The night showers have
turned this summer morning cool and breezy. Playing badminton under the sky’s
fatherly muse carries extra fun. The air also gets a chance to play with the
swirling shuttle. All this adds to the playfulness, the basic essence of all
games, even though we have smothered it down on the anvil of competitiveness
and caged playfulness in the iron equation of winning and losing. So the sky too
plays through its airy racket, me and my brother have our own poor humanly
ones.
The summer sun is
playing hide and seek through the big flakes of white clouds floating in the
sky. A pair of Pieris rapae, a white butterfly with couple of black dots on
each wing, floats with nature’s best playfulness. The nearby kari patta tree has
little cream flowers. It must be delicious to the sucklers because usually a
lot of honeybees and butterflies hover around. In majestic combo, the delicate
feathered beauties take sips of juice from the plant and swirl full of love and
bonhomie in the eddies of cool morning air. The manmade plastic butterfly, the
shuttle, is also going this way and that way, marking the trajectory of the
happy spirits of we brothers.
It has been a juicy breakfast
for the butterflies. One of them takes a fancy for the flying man-made
butterfly being beaten between two ends. It swirls around it as the shuttle
glides without much force midway through its course. We find it quite playful.

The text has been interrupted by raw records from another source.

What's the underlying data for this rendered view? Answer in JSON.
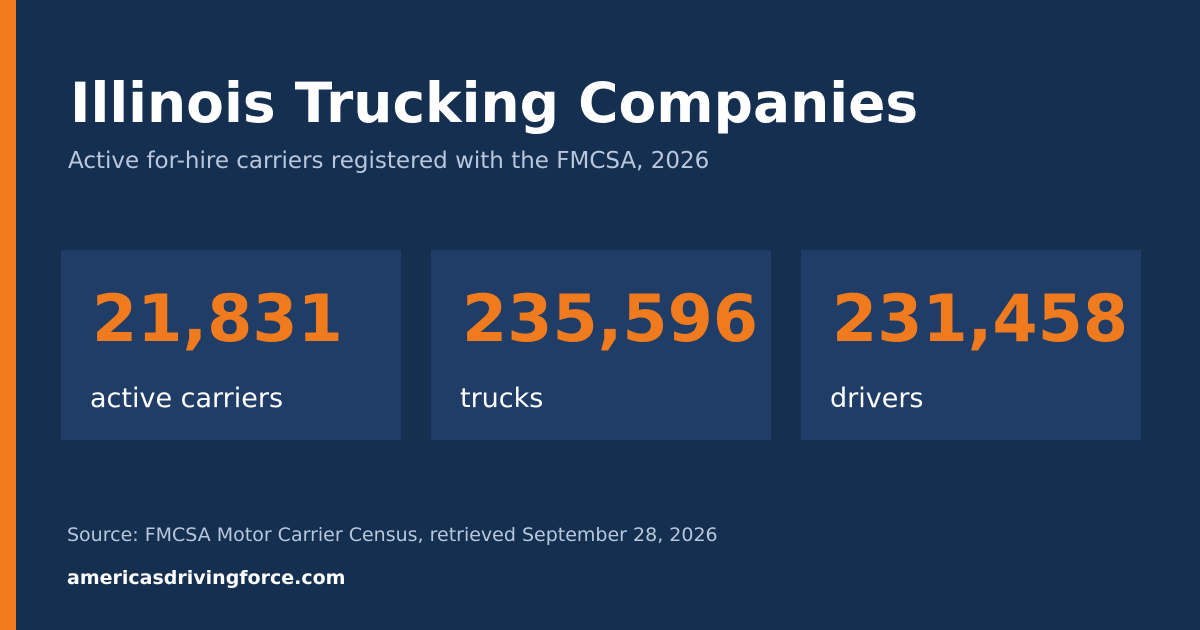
{
  "header": {
    "title": "Illinois Trucking Companies",
    "subtitle": "Active for-hire carriers registered with the FMCSA, 2026"
  },
  "stats": [
    {
      "value": "21,831",
      "label": "active carriers"
    },
    {
      "value": "235,596",
      "label": "trucks"
    },
    {
      "value": "231,458",
      "label": "drivers"
    }
  ],
  "footer": {
    "source": "Source: FMCSA Motor Carrier Census, retrieved September 28, 2026",
    "site": "americasdrivingforce.com"
  },
  "colors": {
    "background": "#142f50",
    "card": "#1f3d66",
    "accent": "#f07b1f",
    "text": "#ffffff",
    "muted_text": "#b9c7dc"
  }
}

The butterfly is too agile and mischievously flirtatious to get harmed by the
poor slow moving shuttle. Many times, it pleasantly glides past with amazing
sleekness and show of agility.
Bad things are as
distant or near as the good ones. To our horror, the butterfly—the innocent
participant in our playfulness—tumbles down during one of its maneuvers. It has
not been hit visibly, at least to our eyes. Some grazing may be. But we shouldn’t
forget the softness of a butterfly. What appears a harmless graze to us might
be fatal to them. It flutters on the ground and can’t take off. I hold it as
delicately as it is possible and place it among the leaves of the nearby
flowerbed. A sort of fragrant hearse for her! I have almost given up hope of
its survival. Again a proof, how easily we fall into the pit of dejection and
disbelief.
Its wings,, antennae
and legs appear unbroken as I inspect. But the poor thing can’t take off as it
tries its best to fly. In their dimension, flying is life; any extended stay is
sure a harbinger of death. Here the only pause comes with death. Aren’t we
humans blessed to have awareness to choose such reinvigorating pauses? I leave it
to rest and repose keeping a keen eye on it. Meanwhile, unaware of the human-born
fatalities, its partner is flying over the little tree. Its movements but lack
that freedom born of unspoken support which a butterfly couple gives to each
other without speaking about it. It too takes a fancy for the shuttle. Possibly
it must have thought that its partner has become bigger. We stop playing to
avoid committing double fatalities on the butterfly kingdom.
It’s a sad sight. A
butterfly is made for flirtatious flights in the air. I touch its wings with
the end of my little finger. There is life. It saddens me to be the cause of all
this. Not that I am too sentimental to become self-injurious. Just that I see a
glimpse of god in this tiny creature. If one cannot see godliness in such beautiful
little winged creatures, I am sure he will be missing it somewhere among humans
also. There is hardly any qualitative difference when it comes to having
empathy for an injured butterfly or an injured human being.
So now I try my water
solution. Only that the winged life is too delicate and tiny this time. I take
a bit of water in the palm of my hand and moisten my fingers of the other hand
to target littlest water drops around its mouth and the leaves around it. I
cannot choke her to death with water. It is minute job, like a watch repairer
does. I creep on all fours to accomplish the water dosage. Finally, I see the
tiniest of a star just around its mouth. I see it fluttering a bit more
lifefully. Definitely it has regained a bit of strength. The place is
reasonably secure from predators, so it can bide its time. I go off the scene
for some time. As I come back to check after a few minutes, it is not to be
seen. I have a right to assume that it took off like the sparrow did. To
confirm my faith, I see a solitary butterfly flying lowly on the opposite side
of the bed where I had placed the injured one.